TedX has a pretty good style-guide about slides [1]:

What goes in my slides?

•Images and photos: To help the audience remember a person, place or thing you mention, you might use images or photos.

- People will understand that the images represent what you’re saying, so there is no need to verbally describe the images onscreen.

•Graphs and infographics

- Keep graphs visually clear, even if the content is complex. Each graph should make only one point.

•No slide should support more than one point.

What should the slides look like?

•Use as little text as possible -- if your audience is reading, they are not listening.

•Avoid using bullet points. Consider putting different points on different slides.

[1] https://storage.ted.com/tedx/manuals/tedx_speaker_guide.pdf

1 comments

Great point, and it works great for Ted, but Ted is only but one format. For academic purposes, I would go with all the opposite.
I had similar problems at work until I realized there were two competing agendas at play. One group wants the slides to be "here's a record of what I talked about so people who didn't make it can read it later", while another wants the slides to be "here's stuff that supports what I'm talking about now". Those are fundamentally incompatible, and it's a bad idea to try to use a deck generated for one purpose to satisfy the other.

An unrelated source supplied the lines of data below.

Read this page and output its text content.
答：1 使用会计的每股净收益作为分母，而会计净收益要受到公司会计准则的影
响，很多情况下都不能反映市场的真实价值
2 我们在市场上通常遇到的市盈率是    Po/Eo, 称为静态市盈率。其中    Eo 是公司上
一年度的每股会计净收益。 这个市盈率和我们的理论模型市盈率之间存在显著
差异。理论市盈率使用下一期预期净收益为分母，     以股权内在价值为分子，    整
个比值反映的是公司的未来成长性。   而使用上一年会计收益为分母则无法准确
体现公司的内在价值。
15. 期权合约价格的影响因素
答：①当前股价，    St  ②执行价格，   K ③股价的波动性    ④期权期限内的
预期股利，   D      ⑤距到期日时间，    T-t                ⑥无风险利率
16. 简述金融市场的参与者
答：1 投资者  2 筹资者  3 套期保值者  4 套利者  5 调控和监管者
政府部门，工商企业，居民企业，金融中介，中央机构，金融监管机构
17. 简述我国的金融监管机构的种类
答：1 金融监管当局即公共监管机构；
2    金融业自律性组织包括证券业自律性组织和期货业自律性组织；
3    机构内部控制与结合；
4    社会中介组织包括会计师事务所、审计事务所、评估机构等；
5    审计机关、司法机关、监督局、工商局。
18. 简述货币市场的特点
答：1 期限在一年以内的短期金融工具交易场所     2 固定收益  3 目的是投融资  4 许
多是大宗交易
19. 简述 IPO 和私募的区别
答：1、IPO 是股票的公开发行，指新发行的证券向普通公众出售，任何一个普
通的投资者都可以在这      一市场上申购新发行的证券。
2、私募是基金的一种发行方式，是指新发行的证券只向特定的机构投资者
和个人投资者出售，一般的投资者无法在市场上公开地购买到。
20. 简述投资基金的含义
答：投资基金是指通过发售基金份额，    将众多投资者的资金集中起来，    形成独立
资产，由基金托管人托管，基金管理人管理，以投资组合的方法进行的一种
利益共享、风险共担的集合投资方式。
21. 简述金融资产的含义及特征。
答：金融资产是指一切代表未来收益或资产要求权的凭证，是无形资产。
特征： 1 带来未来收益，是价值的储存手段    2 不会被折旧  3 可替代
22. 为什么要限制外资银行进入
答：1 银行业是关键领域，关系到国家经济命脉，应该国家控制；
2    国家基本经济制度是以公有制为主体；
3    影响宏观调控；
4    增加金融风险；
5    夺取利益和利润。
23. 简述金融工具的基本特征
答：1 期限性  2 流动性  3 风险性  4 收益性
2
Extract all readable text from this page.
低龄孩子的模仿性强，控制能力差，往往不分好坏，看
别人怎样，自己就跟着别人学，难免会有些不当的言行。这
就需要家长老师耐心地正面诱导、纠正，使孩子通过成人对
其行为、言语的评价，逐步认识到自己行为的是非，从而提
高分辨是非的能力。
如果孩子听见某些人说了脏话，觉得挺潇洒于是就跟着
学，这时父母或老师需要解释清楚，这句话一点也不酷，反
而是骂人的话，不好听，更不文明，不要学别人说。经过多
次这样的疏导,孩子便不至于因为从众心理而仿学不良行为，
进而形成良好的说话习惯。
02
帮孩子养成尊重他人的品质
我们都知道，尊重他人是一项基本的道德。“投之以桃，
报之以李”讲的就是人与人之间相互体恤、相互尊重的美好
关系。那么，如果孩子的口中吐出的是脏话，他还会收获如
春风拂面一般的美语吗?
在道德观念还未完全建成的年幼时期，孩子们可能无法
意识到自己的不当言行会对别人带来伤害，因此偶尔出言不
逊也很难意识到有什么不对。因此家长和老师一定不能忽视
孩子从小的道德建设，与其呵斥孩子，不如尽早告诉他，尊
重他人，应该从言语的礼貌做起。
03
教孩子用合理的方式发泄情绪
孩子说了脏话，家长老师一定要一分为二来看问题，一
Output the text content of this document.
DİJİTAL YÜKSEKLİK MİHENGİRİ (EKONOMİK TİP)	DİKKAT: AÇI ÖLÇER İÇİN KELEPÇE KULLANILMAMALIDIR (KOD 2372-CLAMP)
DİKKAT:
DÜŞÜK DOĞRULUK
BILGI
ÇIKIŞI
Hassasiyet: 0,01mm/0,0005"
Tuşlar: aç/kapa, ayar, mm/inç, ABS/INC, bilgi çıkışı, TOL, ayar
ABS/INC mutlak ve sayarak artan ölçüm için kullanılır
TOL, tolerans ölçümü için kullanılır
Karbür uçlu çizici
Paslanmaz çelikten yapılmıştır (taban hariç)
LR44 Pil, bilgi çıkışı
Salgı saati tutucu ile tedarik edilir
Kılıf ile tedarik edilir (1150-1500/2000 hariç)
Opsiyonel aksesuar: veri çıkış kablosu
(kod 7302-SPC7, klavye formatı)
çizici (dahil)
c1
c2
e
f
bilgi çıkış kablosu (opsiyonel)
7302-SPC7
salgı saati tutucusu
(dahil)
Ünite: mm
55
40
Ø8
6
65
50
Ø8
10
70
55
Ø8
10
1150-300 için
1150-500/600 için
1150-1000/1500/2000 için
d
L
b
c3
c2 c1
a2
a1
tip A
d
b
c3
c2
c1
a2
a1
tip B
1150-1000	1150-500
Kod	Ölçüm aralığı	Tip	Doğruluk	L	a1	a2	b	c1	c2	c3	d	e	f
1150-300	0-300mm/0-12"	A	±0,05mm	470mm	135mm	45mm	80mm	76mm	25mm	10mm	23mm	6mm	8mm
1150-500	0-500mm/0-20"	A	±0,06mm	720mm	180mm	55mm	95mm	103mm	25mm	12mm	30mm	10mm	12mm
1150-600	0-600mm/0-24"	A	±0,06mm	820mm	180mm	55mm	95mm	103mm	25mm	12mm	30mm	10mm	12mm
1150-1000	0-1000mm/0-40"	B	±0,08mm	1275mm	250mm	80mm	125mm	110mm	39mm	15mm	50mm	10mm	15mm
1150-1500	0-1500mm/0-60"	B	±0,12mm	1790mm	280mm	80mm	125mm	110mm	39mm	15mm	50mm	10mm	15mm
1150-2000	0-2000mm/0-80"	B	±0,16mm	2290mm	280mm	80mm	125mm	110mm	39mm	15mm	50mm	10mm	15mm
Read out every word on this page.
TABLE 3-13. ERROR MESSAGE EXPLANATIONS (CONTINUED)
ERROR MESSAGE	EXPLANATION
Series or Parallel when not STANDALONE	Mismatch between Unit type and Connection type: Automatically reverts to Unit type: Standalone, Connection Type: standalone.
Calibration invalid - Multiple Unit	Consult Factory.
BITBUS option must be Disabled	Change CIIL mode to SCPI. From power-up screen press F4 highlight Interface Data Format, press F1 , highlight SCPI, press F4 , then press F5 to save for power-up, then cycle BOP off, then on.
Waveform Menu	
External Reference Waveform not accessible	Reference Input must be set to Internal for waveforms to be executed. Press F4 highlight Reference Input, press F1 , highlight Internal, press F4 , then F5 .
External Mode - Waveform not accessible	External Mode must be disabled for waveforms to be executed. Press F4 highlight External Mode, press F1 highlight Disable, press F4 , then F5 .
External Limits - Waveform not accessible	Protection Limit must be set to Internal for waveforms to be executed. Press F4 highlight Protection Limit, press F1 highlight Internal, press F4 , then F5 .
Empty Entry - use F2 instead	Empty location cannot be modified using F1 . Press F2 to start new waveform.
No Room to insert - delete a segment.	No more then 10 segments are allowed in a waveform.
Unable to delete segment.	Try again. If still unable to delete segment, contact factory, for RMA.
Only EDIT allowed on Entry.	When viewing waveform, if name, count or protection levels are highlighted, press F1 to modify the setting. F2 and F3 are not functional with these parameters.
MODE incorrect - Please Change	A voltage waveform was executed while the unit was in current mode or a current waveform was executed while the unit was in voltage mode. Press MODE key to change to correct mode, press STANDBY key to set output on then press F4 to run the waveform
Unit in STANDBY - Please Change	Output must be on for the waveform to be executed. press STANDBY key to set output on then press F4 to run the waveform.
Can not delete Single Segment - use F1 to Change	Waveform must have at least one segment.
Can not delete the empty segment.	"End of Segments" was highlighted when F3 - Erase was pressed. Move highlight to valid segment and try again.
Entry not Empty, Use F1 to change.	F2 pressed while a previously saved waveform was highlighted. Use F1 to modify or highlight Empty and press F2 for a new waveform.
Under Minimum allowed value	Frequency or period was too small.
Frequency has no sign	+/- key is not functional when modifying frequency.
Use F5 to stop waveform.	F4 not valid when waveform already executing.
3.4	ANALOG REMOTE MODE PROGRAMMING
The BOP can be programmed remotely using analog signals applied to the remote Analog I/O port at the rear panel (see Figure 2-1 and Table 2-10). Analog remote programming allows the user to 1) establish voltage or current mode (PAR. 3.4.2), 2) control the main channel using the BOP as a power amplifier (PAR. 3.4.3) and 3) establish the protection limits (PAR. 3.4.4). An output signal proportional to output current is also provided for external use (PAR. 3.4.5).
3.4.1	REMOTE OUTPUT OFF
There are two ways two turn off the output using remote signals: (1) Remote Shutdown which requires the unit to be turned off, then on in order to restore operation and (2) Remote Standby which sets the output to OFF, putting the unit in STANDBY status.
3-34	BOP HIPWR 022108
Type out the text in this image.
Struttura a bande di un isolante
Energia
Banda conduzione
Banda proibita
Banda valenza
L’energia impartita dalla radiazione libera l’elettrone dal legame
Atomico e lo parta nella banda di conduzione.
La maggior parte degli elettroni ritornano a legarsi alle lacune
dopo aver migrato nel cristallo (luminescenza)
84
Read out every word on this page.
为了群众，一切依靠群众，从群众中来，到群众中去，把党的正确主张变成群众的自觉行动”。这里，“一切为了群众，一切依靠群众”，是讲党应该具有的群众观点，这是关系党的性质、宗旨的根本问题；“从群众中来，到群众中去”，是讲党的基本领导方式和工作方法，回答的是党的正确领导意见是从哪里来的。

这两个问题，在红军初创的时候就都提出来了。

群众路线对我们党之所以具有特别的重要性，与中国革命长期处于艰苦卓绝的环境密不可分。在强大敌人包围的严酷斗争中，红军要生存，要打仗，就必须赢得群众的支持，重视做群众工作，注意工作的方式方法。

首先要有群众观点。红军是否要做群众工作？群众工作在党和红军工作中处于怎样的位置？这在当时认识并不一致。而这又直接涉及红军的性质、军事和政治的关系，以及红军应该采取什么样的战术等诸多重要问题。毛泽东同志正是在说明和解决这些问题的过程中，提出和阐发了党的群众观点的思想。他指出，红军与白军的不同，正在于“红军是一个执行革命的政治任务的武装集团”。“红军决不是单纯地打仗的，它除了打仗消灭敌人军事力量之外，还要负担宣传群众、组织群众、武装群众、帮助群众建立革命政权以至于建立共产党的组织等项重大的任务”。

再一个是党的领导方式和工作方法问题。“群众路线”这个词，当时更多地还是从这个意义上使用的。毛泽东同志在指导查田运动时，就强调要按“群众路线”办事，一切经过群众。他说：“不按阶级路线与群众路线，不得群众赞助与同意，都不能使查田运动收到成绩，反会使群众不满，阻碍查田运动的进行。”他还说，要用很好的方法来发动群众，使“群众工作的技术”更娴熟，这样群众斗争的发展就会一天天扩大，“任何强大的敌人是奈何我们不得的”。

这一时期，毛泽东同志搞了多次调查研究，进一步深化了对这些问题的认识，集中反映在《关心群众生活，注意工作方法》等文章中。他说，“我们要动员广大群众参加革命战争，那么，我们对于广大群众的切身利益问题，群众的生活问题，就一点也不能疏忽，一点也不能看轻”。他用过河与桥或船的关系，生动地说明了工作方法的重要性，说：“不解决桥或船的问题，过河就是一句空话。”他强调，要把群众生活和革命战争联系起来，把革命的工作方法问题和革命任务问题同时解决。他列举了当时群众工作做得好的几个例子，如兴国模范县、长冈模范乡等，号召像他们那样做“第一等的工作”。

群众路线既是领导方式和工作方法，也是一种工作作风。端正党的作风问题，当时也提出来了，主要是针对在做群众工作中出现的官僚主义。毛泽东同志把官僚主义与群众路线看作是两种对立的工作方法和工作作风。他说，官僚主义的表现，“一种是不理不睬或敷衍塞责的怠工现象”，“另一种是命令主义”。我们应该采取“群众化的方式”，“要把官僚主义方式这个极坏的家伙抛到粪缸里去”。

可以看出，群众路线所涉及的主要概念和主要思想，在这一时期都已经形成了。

One potential solution is two slide decks--one for the presentation and one as a "reading deck", but that's a pain in the neck. Another option we're currently using at work is to go with the Amazon 6-page-paper: write what you're going to talk about, and then the slides are only to support the actual presentation. The paper is the thing people read if they missed the meeting.

I came to the same realization and started putting all the text for the "reading version" in the presenters notes part. The first slide says "If you're reading this on your own, press 'p' for presenter mode" or whatever.
Smart! I just wish PowerPoint had better support for content formatting in the notes. It’s really barebones and hard to edit—more like working with text in an Excel cell than a proper document. (Which kind of makes sense, from their perspective.)
most slide formats support graphics and notes to cater for this.